The best news is, growth and maturity are probably the most effective forms of weed control around. I am told, if you are responsible for taking care of a lawn, that healthy grass is extremely competitive and will crowd out most of the weeds surrounding it all by itself. If your lawn is healthy you shouldn’t have to dig out many weeds – in fact the presence of weeds is a sign your grass is weaker than it probably should be. If you find yourself dealing with weeds, one of the best things to do is, let the grass grow and get healthy.
When we let the grass (or more scripturally, the wheat) grow we don’t have to worry as much about the dandelion paradox. We don’t have to worry whether it is a weed or a vegetable or a flower because the good plants will surround us. Yes, weeds will be part of the world, but when some of them see the life of the wheat, they too might become one of the good plants. They may look a bit different, but in the long run, the dandelion paradox becomes a moot point.

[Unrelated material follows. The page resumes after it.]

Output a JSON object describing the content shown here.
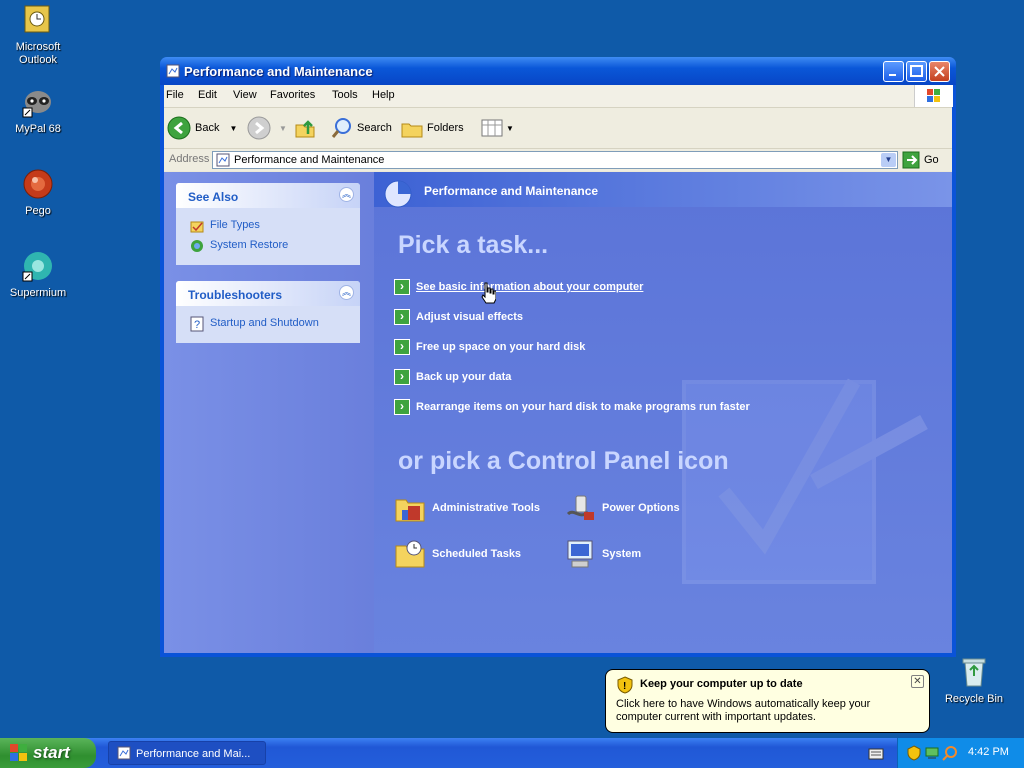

When I was at Pleasant Retreat in Tyler, a man named Ted was a member of that congregation also answered that question we began with, “What is a weed?” Ted was one of Tyler’s bigger rose growers. One Sunday morning I preached on this parable. As I greeted Ted at the door following the service he told me something I doubt I will ever forget. He said, “Keith, a weed is just a plant nobody loved.” WOW. What good news that is for all of us who spend some of our time on the weed side of the dandelion paradox. But, for those times when we are on the wheat side of the paradox, those weeds out there? We’ve got to keep loving them too.